Nasro Hassan, an 18-year-old student studying computer science at the University of Washington, spoke to the press Tuesday about being attacked on November 15 while walking out of Mary Gates Hall around 5:45 p.m. She confirms that she was alone, looking down at her cell phone and unaware of her surroundings, when a man in a black hooded sweatshirt and dark jeans ran up to her and slammed the right side of her face, near her eye, with a glass bottle. She remembers a “sharp ringing in my head” immediately afterward and that the suspect was laughing as he ran off.
Like the Council on American-Islamic Relations-Washington (CAIR-WA) and the UW police, Hassan knows that she can’t be sure that the attack was an anti-Muslim hate crime (of which there was sharp uptick nationwide in recent years). But the thought ran through her head immediately afterward. “I was shocked, I was taken aback,” she says. “Why was this happening? Was it because of the hijab I was wearing?… Because of all the Trump protests that had been happening on campus?”
This physical assault was nothing like anything Hassan had experienced before. But she was frequently bullied in elementary and middle school for wearing a hijab (she grew up in Fargo, North Dakota, and moved to the Seattle area when she was 10). “People were always making fun of me,” she says. But at the time, it was just words. “I always thought, ‘Oh, it’s nothing, it’s not gonna hurt me.’”
Now, she’s less sure. She’s considering scheduling her classes earlier in the day next semester, so she’ll have fewer reasons to be on campus after dark. She and her peers, especially female friends, are looking out for one another now, making sure that no one lets anyone walk alone at night. But she’s received an outpouring of support from friends and family and community following the assault — even, she says with surprise in her voice, a note from a high school counselor — and believes that coming out publicly about her experience can only help others (and possibly help identify her attacker). She would never not wear a hijab out of fear. “You gotta show them that you’re better than that,” she says. “You can’t take this away from me.”
Hassan’s mother, Dahabo Hassan, the mother of 11 children, including five girls, and the owner of a small grocery store near Sea-Tac, says that when she learned her daughter Nasro had been hurt, she was afraid of the worst — “it was really, really scary… I was crying, really crying a lot” — and was relieved to discover that Nasro was OK, that there were no broken bones. She now drives her other daughters to school instead of letting them take the bus.

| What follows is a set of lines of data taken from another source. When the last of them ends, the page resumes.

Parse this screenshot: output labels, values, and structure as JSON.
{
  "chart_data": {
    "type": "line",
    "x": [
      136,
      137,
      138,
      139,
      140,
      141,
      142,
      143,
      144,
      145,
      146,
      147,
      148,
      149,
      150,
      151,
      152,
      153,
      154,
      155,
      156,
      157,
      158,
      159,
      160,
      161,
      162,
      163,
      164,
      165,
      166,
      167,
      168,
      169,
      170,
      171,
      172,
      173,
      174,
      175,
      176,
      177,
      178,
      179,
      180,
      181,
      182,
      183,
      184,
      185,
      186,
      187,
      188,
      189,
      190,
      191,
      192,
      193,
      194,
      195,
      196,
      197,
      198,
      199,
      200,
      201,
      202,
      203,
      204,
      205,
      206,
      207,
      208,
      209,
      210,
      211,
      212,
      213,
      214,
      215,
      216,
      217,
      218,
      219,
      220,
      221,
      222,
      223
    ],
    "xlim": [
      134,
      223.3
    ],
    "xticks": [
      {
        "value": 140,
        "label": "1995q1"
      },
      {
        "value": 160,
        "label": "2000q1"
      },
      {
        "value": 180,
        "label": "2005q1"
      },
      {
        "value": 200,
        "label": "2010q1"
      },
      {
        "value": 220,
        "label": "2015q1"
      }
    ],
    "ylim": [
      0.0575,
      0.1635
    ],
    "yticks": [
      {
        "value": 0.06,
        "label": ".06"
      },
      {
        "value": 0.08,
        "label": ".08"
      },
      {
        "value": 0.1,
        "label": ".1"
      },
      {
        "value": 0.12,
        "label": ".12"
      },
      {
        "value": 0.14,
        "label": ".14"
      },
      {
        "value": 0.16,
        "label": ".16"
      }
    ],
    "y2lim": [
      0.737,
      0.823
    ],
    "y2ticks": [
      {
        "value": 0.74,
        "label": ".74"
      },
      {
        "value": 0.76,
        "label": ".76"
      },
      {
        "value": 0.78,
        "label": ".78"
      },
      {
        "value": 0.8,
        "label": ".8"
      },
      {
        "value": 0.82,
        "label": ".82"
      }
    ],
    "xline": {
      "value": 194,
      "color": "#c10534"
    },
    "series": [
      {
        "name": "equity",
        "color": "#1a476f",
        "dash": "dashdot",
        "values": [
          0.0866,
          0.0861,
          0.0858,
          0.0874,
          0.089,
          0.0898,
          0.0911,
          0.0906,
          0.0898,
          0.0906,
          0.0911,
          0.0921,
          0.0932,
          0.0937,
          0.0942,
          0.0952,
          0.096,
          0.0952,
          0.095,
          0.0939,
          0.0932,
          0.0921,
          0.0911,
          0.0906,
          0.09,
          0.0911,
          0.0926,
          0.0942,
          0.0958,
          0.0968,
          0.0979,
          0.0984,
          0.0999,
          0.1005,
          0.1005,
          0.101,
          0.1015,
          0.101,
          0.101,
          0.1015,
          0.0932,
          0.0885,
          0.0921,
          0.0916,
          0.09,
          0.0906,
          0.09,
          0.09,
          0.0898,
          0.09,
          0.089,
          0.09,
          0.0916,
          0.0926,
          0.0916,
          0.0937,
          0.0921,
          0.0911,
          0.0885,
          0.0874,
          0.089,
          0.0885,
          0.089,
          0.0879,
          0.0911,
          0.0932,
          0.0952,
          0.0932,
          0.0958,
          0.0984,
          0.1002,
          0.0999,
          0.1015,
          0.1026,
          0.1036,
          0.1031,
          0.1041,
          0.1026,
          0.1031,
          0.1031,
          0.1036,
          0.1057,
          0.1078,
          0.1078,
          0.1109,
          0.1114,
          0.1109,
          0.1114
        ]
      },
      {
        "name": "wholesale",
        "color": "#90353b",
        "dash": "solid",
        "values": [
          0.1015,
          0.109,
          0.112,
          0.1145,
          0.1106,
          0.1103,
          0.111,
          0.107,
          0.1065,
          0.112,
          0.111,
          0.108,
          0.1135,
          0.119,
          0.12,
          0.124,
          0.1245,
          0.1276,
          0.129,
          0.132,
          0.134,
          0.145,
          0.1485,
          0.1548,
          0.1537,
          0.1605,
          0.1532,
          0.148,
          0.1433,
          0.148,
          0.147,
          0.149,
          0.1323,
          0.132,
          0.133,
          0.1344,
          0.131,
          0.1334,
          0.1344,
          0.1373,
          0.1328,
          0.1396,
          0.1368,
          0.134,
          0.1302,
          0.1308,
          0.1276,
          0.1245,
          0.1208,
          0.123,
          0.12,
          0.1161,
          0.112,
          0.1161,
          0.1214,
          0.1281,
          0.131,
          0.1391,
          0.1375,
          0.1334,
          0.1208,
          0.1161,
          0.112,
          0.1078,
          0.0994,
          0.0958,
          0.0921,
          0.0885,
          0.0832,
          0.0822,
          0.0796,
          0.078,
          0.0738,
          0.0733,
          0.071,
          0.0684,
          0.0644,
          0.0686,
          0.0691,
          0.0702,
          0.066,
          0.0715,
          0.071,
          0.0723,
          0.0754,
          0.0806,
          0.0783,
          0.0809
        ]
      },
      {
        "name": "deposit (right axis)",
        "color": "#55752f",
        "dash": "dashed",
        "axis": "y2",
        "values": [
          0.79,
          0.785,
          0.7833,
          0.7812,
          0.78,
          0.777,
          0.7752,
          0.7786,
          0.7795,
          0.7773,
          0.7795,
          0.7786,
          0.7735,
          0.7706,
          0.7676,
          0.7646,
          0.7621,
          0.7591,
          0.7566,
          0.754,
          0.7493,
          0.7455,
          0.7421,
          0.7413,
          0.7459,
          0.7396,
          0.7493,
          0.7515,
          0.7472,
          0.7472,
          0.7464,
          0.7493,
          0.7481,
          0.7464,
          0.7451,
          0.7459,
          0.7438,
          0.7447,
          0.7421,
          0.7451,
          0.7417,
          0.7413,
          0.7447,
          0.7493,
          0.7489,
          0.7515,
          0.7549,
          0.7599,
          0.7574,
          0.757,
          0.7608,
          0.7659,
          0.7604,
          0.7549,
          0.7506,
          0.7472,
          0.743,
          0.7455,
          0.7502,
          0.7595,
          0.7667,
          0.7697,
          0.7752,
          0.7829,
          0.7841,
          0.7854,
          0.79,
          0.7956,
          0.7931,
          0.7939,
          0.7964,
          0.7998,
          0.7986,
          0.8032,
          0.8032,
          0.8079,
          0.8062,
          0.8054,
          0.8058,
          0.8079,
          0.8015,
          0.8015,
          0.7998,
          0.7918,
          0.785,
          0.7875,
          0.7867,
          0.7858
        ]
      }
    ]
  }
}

Though a physical attack like this is utterly new and horrifying, Dahabo says that she’s also been verbally harassed in Seattle and elsewhere for her appearance. One recent day, she was stopped at a four-way intersection when a woman standing across the street hurled a nasty slur at her and said, “You should go back home, you don’t belong here.” But Dahabo told the woman, “Thank you. Thank you so much for tell[ing] me that.” That counter-intuitive approach forced the woman to see her own words differently, Dahabo says, and apologize. “I mean, we are all human beings,” she says. “We are same. We have same feelings, same emotions, everything… Please… let us be a human being, all of us, and also take care of each other.”
Nasro Hassan says she’s firm in her decision to speak publicly about this recent attack “because other [Muslim] girls need to know that it’s OK to speak out, that you can get help; without you putting yourself out there, there’s nothing that will be done.”
If she could say anything to the person who hit her a few weeks ago, she’d just ask why. “Please just explain to me,” she implores, “why you have this hatred? [Why] you feel the need to hit someone?”